1804... Fouché crée le corps des commissaires spéciaux qui sont chargés de détecter les complots contre l'Etat et de surveiller les frontières (arrière grand père des Renseignements Généraux). De nombreuses informations émanent d'un "cabinet noir" (chargé de l'interception du courrier). Napoléon a des contacts réguliers avec d'autres services de renseignement (gendarmerie, armées, relations extérieures...) et il peut également utiliser les services de la police des Tuileries qui est commandée par le général Duroc, chargé de la protection rapprochée de l'empereur. Devinez la suite, entre une tripotée de services différents commandés par des gens différents et les menaces proférées par les royalistes, le mélange est explosif, ce qui nous donne une véritable guerre des polices qui est encouragée par l'empereur. Ce devait être sympatique à l'époque, quand on sait que les responsables des services en question ont leur propre police parallèle (mais où trouvaient-ils les sous pour les payer ???) pour briser les complots et les protéger des intrigues des autres chefs de service. Comme agent célèbre du S.R militaire et de la gendarmerie de l'Empereur, on peut citer Charles Louis Schulmeister (nommé commissaire général de la police en novembre 1805). La "partie secrète et des reconnaissances" fut dirigée par Savary, assisté par le commandant Meckenem. Ils supervisent les 3 bureaux. Le 2è bureau (le plus important) est chargé du renseignement topographique. Jean Landrieux dirige le bureau qui est chargé de centraliser les renseignements politico-militaire recueillis dans chaque pays occupé par l'armée impériale. La deuxième division du ministère de l'Intérieur est chargé des affaires "réservées" dont l'action dite de sûreté générale et de police secrète. C'est de ce service que vient l'expression "ceux de la Secrète".
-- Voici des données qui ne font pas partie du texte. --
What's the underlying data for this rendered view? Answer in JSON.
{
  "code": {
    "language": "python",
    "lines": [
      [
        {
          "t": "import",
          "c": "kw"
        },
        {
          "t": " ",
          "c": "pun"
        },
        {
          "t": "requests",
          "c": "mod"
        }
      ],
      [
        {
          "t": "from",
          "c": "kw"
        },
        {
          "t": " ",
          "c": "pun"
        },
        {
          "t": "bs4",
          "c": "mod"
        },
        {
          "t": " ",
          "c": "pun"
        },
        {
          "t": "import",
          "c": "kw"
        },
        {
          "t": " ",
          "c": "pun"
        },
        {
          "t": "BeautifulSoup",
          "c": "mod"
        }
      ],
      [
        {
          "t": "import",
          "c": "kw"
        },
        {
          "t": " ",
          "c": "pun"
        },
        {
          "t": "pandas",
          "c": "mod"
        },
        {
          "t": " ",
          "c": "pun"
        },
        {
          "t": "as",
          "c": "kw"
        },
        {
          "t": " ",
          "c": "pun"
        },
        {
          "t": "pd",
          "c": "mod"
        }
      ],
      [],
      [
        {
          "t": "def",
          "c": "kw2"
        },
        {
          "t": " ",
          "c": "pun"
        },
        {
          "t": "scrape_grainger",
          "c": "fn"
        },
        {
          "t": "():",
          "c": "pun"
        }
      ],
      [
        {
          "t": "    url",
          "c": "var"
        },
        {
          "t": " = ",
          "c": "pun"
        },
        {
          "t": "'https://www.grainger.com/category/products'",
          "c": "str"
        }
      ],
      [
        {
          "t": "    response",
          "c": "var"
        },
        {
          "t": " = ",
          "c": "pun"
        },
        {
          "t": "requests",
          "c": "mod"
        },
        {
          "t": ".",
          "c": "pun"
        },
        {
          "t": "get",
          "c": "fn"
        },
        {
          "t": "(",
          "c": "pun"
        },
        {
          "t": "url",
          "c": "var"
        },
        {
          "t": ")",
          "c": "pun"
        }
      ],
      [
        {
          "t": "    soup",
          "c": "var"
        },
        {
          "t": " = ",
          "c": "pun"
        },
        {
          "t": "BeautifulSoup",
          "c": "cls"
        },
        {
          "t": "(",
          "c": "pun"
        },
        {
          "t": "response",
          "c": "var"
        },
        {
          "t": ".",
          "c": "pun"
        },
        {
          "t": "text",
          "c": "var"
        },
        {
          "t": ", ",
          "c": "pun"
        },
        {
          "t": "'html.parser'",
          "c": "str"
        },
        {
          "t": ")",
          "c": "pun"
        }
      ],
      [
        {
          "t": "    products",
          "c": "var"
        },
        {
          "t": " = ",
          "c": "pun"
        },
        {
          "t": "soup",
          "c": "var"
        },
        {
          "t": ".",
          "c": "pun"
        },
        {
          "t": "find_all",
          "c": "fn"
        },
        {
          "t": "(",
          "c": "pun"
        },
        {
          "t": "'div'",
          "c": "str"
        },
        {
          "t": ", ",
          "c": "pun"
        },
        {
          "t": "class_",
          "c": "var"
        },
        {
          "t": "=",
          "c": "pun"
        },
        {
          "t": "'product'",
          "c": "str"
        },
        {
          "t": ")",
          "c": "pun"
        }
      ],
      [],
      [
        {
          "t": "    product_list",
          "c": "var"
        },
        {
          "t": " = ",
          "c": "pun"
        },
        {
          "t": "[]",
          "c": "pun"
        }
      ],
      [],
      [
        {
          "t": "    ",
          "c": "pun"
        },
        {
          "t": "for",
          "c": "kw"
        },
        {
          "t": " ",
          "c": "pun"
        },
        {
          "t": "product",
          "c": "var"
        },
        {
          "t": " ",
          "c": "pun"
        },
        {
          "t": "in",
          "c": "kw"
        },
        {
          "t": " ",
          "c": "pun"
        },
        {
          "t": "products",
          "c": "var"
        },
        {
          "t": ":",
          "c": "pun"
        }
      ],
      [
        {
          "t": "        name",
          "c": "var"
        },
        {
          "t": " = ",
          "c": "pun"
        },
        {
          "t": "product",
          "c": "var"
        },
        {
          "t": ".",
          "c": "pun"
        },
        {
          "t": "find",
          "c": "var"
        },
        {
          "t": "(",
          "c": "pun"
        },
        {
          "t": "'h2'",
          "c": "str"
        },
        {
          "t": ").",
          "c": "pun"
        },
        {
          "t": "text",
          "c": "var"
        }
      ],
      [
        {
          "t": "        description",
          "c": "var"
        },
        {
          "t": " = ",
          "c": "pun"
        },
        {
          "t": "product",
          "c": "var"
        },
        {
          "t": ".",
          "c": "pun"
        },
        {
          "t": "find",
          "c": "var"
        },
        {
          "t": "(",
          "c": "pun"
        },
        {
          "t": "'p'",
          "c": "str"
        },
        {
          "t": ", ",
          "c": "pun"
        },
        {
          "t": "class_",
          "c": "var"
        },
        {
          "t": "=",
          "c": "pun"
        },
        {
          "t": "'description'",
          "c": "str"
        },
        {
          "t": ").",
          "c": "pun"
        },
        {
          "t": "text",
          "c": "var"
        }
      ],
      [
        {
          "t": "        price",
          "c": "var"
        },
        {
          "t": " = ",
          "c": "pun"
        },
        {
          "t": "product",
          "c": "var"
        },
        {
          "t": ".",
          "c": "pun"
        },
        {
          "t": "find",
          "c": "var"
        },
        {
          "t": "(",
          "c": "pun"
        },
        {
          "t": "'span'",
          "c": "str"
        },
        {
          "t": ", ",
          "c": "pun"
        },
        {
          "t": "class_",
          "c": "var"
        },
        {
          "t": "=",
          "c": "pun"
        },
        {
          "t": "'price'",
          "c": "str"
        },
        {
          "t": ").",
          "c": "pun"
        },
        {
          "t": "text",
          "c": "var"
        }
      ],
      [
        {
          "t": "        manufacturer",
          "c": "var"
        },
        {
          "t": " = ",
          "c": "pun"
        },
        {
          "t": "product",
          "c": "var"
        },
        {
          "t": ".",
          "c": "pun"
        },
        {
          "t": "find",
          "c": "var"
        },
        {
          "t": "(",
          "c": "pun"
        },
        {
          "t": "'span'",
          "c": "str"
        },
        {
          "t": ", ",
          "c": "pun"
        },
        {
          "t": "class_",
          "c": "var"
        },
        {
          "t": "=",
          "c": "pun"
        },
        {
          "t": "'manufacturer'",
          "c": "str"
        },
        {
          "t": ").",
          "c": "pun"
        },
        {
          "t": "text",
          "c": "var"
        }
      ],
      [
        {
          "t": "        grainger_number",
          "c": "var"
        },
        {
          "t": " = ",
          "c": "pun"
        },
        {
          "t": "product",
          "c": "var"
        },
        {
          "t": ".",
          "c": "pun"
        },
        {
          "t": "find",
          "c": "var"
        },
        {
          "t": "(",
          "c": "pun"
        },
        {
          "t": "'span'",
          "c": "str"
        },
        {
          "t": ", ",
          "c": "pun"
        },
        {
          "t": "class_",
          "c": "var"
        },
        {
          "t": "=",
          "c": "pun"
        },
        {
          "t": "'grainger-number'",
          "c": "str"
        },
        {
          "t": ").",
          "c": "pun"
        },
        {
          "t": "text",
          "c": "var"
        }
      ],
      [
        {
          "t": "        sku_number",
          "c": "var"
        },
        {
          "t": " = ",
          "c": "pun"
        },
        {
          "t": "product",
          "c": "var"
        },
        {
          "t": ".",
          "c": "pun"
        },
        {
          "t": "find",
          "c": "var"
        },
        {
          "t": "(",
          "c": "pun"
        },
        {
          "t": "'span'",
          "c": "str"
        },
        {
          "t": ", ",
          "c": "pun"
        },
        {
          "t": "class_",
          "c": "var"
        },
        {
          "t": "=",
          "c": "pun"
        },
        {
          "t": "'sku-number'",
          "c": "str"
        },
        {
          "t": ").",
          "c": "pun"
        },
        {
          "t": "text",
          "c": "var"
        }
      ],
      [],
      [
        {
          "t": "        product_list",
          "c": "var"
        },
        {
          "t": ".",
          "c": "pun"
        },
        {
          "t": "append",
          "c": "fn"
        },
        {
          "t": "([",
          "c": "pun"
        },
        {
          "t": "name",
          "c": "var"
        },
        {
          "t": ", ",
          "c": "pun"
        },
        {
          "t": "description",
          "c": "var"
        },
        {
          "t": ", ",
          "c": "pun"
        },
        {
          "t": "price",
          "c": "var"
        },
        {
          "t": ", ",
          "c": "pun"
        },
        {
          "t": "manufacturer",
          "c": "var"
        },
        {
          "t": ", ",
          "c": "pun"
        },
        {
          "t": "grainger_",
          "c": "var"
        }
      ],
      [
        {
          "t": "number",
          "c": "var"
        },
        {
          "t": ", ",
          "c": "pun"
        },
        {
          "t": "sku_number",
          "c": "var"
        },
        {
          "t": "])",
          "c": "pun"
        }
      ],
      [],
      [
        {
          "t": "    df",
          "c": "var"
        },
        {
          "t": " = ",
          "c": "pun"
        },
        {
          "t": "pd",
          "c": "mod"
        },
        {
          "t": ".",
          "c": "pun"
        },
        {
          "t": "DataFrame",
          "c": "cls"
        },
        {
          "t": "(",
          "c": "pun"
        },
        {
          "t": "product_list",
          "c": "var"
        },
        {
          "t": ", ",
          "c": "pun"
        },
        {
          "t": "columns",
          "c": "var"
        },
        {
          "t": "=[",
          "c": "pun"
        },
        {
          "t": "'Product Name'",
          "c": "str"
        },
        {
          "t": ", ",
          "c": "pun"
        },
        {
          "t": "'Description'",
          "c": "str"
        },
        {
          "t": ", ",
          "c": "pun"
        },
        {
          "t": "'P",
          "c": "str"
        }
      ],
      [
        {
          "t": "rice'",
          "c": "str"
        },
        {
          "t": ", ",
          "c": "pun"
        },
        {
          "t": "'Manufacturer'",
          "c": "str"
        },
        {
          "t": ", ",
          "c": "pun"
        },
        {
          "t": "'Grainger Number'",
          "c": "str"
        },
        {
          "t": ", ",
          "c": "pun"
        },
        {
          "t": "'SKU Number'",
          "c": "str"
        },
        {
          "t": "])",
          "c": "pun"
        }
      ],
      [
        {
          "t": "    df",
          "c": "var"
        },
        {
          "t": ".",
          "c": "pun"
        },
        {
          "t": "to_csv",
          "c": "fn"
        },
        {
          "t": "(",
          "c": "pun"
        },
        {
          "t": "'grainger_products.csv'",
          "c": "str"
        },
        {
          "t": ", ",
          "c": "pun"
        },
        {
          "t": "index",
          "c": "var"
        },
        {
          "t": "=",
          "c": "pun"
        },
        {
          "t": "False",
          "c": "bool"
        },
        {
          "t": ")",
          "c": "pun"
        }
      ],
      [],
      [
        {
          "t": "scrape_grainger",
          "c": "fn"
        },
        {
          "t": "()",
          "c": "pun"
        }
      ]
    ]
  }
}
1810 : Savary remplace Fouché au ministère de la Police tout en conservant le contrôle du SR militaire.

1811 : le baron Pierre Edouard Bignon, diplomate en poste en Prusse Autriche et Pologne est chargé par l'empereur de créer "une police secrète concernant l'empereur dans l'armée ennemie" (en clair des espions doubles, ou des vendus ou des traîtres à leur pays...).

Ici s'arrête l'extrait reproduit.